Torts' retort was to elevate Jannik Hansen to the Sedin line and put David Booth with Ryan Kesler and Chris Higgins. Dale Weise also moved up a line while extra defenceman Yannick Weber dressed as the 18th skater and took some shifts at right wing on a make-shift fourth line.

Everything fell nicely into place and the Canucks pounded the Edmonton Oilers 6-2 to celebrate their 43rd home opener with a resounding victory.

“We were pretty consistent tonight in our attack so we're pretty satisfied” Tortorella said. “As we talked about all week it's about consistency. That was more consistent for more minutes.”

The Canucks outshot the Oilers 44-23 chased Edmonton starter Devan Dubnyk scored once the power play twice shorthanded and three times at even strength. Daniel and Henrik Sedin were in elite form – they combined for five points – and set up Hansen for a lovely one-timer after the Oilers were flummoxed by their skilful passing.
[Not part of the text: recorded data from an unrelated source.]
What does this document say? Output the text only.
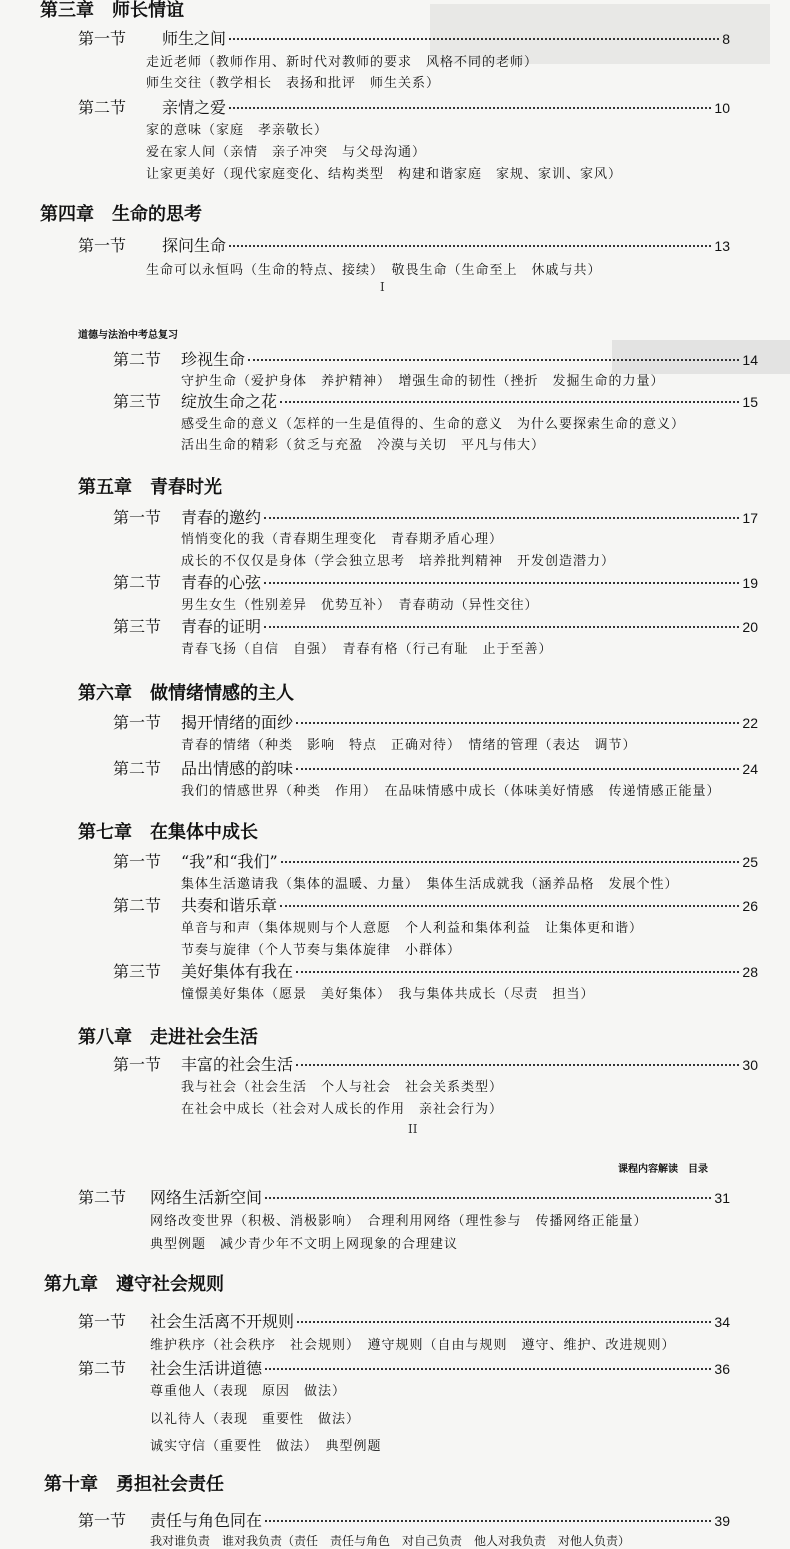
第三章　师长情谊
第一节	师生之间	8
走近老师（教师作用、新时代对教师的要求　风格不同的老师）
师生交往（教学相长　表扬和批评　师生关系）
第二节	亲情之爱	10
家的意味（家庭　孝亲敬长）
爱在家人间（亲情　亲子冲突　与父母沟通）
让家更美好（现代家庭变化、结构类型　构建和谐家庭　家规、家训、家风）
第四章　生命的思考
第一节	探问生命	13
生命可以永恒吗（生命的特点、接续）　敬畏生命（生命至上　休戚与共）
I
道德与法治中考总复习
第二节	珍视生命	14
守护生命（爱护身体　养护精神）　增强生命的韧性（挫折　发掘生命的力量）
第三节	绽放生命之花	15
感受生命的意义（怎样的一生是值得的、生命的意义　为什么要探索生命的意义）
活出生命的精彩（贫乏与充盈　冷漠与关切　平凡与伟大）
第五章　青春时光
第一节	青春的邀约	17
悄悄变化的我（青春期生理变化　青春期矛盾心理）
成长的不仅仅是身体（学会独立思考　培养批判精神　开发创造潜力）
第二节	青春的心弦	19
男生女生（性别差异　优势互补）　青春萌动（异性交往）
第三节	青春的证明	20
青春飞扬（自信　自强）　青春有格（行己有耻　止于至善）
第六章　做情绪情感的主人
第一节	揭开情绪的面纱	22
青春的情绪（种类　影响　特点　正确对待）　情绪的管理（表达　调节）
第二节	品出情感的韵味	24
我们的情感世界（种类　作用）　在品味情感中成长（体味美好情感　传递情感正能量）
第七章　在集体中成长
第一节	“我”和“我们”	25
集体生活邀请我（集体的温暖、力量）　集体生活成就我（涵养品格　发展个性）
第二节	共奏和谐乐章	26
单音与和声（集体规则与个人意愿　个人利益和集体利益　让集体更和谐）
节奏与旋律（个人节奏与集体旋律　小群体）
第三节	美好集体有我在	28
憧憬美好集体（愿景　美好集体）　我与集体共成长（尽责　担当）
第八章　走进社会生活
第一节	丰富的社会生活	30
我与社会（社会生活　个人与社会　社会关系类型）
在社会中成长（社会对人成长的作用　亲社会行为）
II
课程内容解读　目录
第二节	网络生活新空间	31
网络改变世界（积极、消极影响）　合理利用网络（理性参与　传播网络正能量）
典型例题　减少青少年不文明上网现象的合理建议
第九章　遵守社会规则
第一节	社会生活离不开规则	34
维护秩序（社会秩序　社会规则）　遵守规则（自由与规则　遵守、维护、改进规则）
第二节	社会生活讲道德	36
尊重他人（表现　原因　做法）
以礼待人（表现　重要性　做法）
诚实守信（重要性　做法）　典型例题
第十章　勇担社会责任
第一节	责任与角色同在	39
我对谁负责　谁对我负责（责任　责任与角色　对自己负责　他人对我负责　对他人负责）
Even Ryan Kesler scored on one of his game-high nine shots and no one appeared to get injured blocking a shot. The Canucks in fact didn't have to block many (10) as they spent most of the evening in the Oiler zone. A novel concept it would seem.

“Exactly” noted Kesler who was pleased he was able to connect with his trademark wrister. “It's not the only way I'm going to score goals this year but scoring a goal in that fashion is definitely a boost of confidence.”

The only blemish on the evening was a weak first goal surrendered by Roberto Luongo who was beaten 5-hole on a bad-angle shot by Oiler defenceman Jeff Petry at 1:58 of the opening period.

“I wasn't sure what I was going to do and I got caught in-between a knee and the butterfly” explained Luongo. “Then I just started falling. It was a pretty bad goal obviously. It wasn't my best game. I was fighting the puck a little bit. That's the funny thing about hockey. You feel good and lose 4-1 (in San Jose) and you don't feel so good and you win 6-2. In the end I think it will all even out.”

The Canucks responded with a terrific surge after Petry's goal and began to pelt Dubnyk with rubber.